Chilly Winds - Odetta
2:41
Odetta Sings Ballads And Blues [2005 bonus tracks], 1956
traditional

Starting with some beautiful guitar lines, Odetta sings this folk ballad in a powerful contralto.  I'm reminded of Dylan's "Worried blues," which lifts the line "I'm going where the chilly winds don't blow," and also of "Kingsport Town," with its references to wind and rhetorical wondering who will take care of the girl when he's gone.  Anyhoo, Odetta brings strength and majesty to what is ultimately a rather slight folk blues about leaving for a warmer clime.  In the context of the civil rights movement its lyric hints at better times that may be coming.

Friday, August 1, 2025

Colorado - Manassas

Colorado - Manassas
2:52
Manassas, 1972
Written by Stephen Stills

What about that credit?  This song (and album) is credited to Manassas, the group, on Wikipedia, and it's true Stills and Co. did release another album under that name.

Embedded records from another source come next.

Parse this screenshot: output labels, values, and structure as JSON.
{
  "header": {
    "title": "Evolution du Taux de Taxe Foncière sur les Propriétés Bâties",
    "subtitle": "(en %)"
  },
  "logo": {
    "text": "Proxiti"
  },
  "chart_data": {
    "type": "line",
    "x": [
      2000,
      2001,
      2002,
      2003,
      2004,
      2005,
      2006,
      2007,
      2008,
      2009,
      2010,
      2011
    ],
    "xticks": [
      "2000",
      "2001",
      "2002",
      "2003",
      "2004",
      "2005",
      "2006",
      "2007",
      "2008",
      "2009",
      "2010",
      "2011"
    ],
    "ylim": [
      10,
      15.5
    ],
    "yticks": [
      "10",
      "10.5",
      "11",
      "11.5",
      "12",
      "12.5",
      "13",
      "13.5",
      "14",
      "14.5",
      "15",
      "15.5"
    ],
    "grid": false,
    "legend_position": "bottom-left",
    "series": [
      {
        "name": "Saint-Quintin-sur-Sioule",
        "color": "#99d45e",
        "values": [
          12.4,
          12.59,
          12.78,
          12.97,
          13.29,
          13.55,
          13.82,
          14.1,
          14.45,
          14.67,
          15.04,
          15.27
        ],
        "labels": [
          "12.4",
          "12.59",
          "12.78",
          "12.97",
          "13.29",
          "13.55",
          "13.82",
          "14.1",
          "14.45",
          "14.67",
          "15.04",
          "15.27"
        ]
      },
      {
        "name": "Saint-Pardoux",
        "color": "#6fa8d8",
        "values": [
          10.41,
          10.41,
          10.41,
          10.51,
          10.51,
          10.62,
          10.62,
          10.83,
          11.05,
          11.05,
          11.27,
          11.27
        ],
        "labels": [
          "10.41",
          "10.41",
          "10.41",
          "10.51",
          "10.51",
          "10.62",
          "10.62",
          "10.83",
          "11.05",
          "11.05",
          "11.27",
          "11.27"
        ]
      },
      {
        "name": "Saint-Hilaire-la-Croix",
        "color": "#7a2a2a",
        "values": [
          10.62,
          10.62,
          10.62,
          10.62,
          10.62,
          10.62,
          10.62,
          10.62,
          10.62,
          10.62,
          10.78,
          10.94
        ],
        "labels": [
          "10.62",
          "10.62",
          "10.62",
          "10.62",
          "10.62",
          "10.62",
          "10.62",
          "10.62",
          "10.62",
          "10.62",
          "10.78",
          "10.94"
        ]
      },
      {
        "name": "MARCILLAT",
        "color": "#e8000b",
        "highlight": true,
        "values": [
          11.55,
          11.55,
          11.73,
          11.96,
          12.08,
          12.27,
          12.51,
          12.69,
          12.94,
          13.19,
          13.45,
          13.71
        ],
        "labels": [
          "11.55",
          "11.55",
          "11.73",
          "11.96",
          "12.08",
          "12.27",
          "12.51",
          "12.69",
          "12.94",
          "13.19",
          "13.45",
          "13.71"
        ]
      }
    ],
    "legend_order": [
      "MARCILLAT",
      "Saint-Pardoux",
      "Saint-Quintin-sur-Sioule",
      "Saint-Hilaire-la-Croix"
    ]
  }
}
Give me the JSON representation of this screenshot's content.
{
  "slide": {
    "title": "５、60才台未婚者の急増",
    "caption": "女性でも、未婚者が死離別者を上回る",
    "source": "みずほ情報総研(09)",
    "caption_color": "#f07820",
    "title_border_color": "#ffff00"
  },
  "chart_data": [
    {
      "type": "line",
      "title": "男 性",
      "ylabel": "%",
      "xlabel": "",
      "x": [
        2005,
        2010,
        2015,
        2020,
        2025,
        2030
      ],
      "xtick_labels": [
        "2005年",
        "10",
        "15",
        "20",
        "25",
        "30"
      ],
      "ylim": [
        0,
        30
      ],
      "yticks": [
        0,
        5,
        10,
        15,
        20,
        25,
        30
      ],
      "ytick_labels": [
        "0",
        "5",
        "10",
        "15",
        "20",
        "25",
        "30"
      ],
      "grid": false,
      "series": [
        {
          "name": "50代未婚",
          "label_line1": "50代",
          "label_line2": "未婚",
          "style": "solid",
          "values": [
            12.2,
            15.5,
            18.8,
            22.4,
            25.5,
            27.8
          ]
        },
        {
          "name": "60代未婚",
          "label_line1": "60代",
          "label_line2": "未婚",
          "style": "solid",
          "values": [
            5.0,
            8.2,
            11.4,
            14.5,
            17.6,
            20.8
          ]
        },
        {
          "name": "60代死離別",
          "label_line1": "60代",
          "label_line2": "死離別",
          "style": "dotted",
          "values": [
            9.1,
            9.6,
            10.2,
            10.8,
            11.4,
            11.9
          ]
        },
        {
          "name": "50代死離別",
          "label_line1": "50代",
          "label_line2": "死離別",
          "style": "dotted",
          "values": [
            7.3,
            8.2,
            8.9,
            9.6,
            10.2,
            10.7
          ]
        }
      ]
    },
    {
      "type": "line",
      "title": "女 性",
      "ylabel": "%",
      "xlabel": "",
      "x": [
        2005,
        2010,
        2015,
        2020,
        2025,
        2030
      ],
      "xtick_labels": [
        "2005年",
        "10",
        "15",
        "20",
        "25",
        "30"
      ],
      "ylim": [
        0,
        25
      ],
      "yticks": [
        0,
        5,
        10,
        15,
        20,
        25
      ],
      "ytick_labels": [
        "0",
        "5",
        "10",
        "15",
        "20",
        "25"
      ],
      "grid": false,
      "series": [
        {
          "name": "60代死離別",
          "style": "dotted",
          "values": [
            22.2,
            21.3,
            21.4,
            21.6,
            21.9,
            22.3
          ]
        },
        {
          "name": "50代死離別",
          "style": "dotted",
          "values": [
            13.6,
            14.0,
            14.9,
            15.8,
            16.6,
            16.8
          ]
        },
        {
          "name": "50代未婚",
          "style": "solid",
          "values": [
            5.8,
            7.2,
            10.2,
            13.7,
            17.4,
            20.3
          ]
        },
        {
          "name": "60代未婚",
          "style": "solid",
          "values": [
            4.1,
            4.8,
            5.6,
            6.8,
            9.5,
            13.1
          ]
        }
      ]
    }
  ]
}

Spotify and probably some other people seem to consider this a Stills album, but I'd rather be correct than go with the crowd.  So, the band is Manassas, a Stephen Still side project.  This song is country-folk-bluegrass in the vein of Gram Parsons, with CSNY-style harmonies.  The narrator is a proud mountain man, living alone and loving the mountains and the wind in the pines.  He may want a woman to share his life, or he may not.  That's up to her, he reckons. "Come a woman who wants to be near / Me and my mountains, we'll be right here."